In the present study, we analyzed the functional CD40-1C/T polymorphism (rs1883832). This genetic variant is located at -1 from the ATG, within a Kozak sequence, a stretch of nucleotides essential for translation that flanks the start codon in vertebrate genes [33]. The presence of a major allele (C) in this SNP is associated with the increase of the efficiency of CD40 translations [11]. Although quantitative differences between CD40 mRNA and proteins have been observed in SSc skin fibroblasts [10], the absence of association found for rs1883832 suggests that this variant might not affect the translation of CD40 mRNA. This process may be upregulated in these abnormal skin fibroblasts, or other genes of the CD40 signaling pathway may influence the CD40 expression.

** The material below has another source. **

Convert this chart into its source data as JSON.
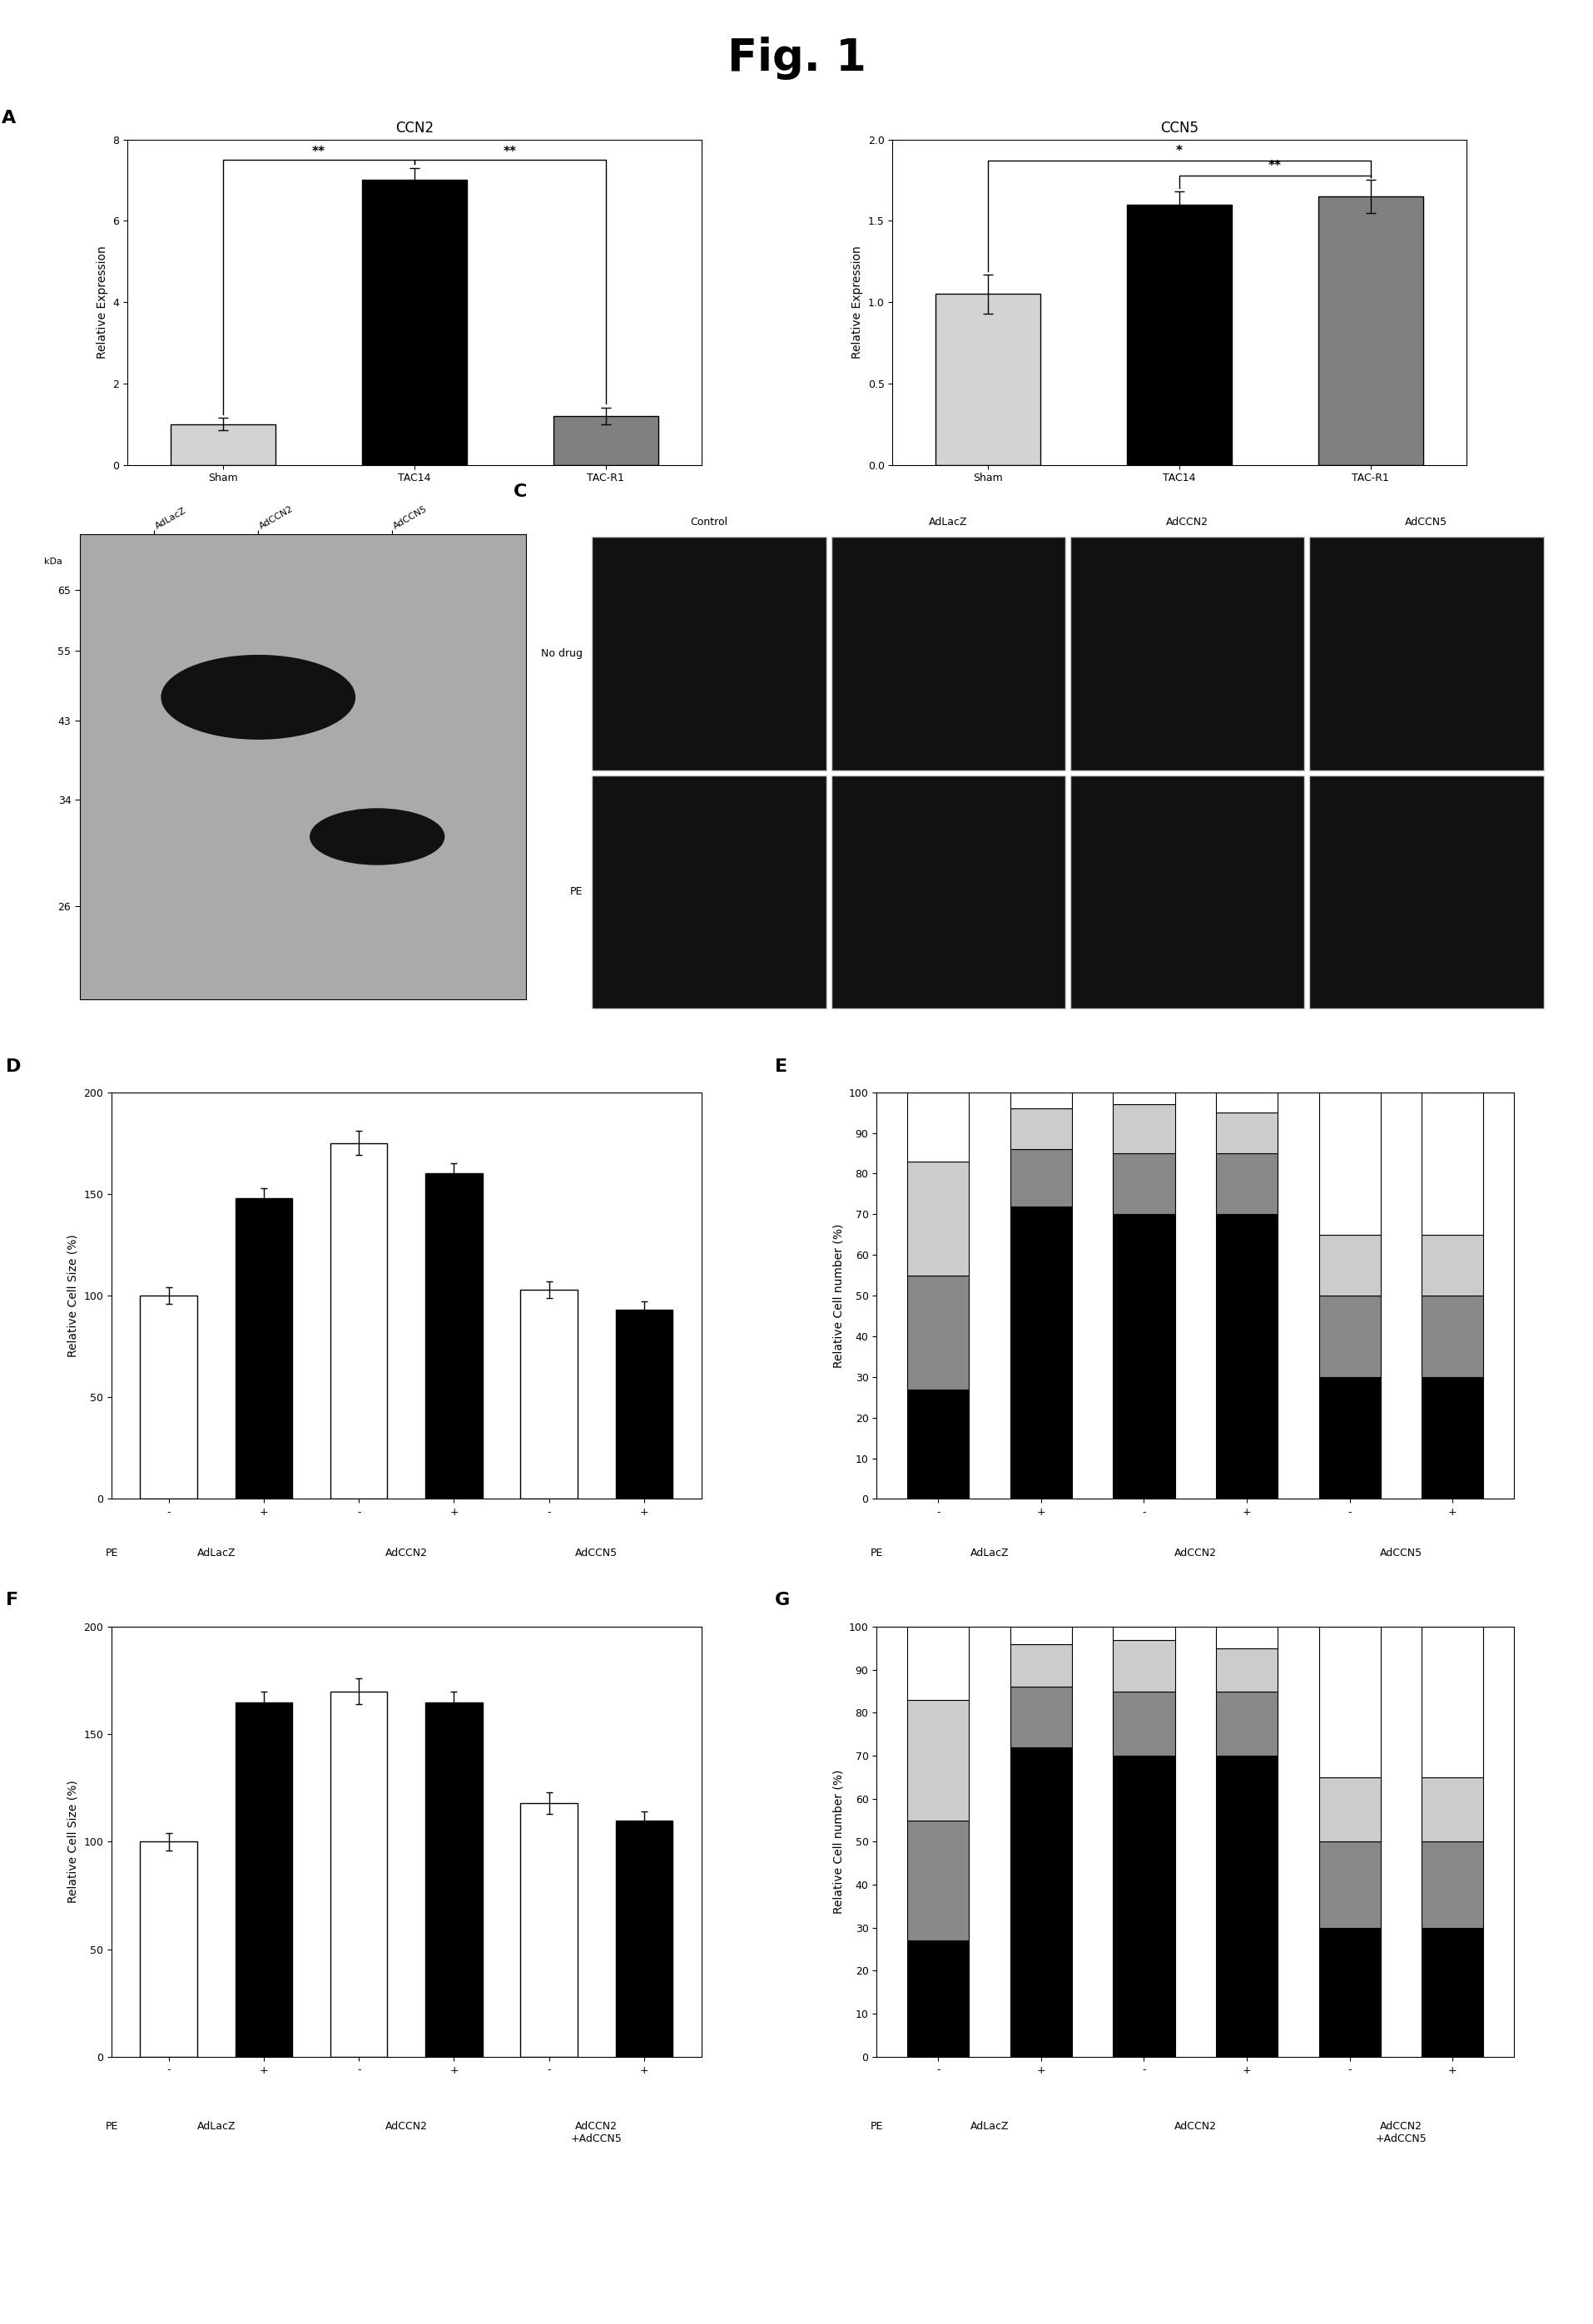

However, functional studies in this way should be constructed before excluding an association between this variant and the CD40 expression in SSc.

Although CD40 might be a common susceptibility locus for some autoimmune diseases [1116], our results do not suggest an important role of CD40 in the susceptibility to SSc. Several genes have been recently disclosed to play a function in the susceptibility to autoimmune diseases, suggesting that these diseases share a genetic background [34]. However, these loci may not be universal genetic factors for autoimmune disorders; therefore, the autoimmunity might result from specific and multiple pleiotropic effects [19]. Also, other genes are unique for each disease, reflecting a specific etiology [19, 34]. Additional studies are required for the identification of specific and shared genetic pathways that contribute to a better understanding of the pathogenesis of the autoimmune diseases.

The role of the CD40LG in the susceptibility to autoimmune diseases has not been investigated as broadly as that of CD40, mainly because this gene is located on the × chromosome. The different prevalences of these diseases in both genders can suggest that genes located on the × chromosome could be susceptibility factors in autoimmune diseases; however, few studies analyzed polymorphisms on this chromosome. Mutations on this gene are associated with X-linked hyper-IgM syndrome, a familial genetic disorder characterized by an increase of IgM level and a decrease of IgG and IgA [20], but in SLE, no evidence of association has been found [17]. Similarly, our results show that the CD40LG gene may not be SSc susceptibility loci.

Conclusions

Our results do not suggest an important role of CD40 and CD40LG genes in the susceptibility to SSc. Additional studies are required to draw firm conclusions about the exact role of the CD40 and CD40LG genes in SSc susceptibility because other variants might be involved in SSc. Future studies involving other genes of the CD40-CD40LG pathway should be conducted to elucidate fully the contribution of this pathway in the pathogenesis of SSc.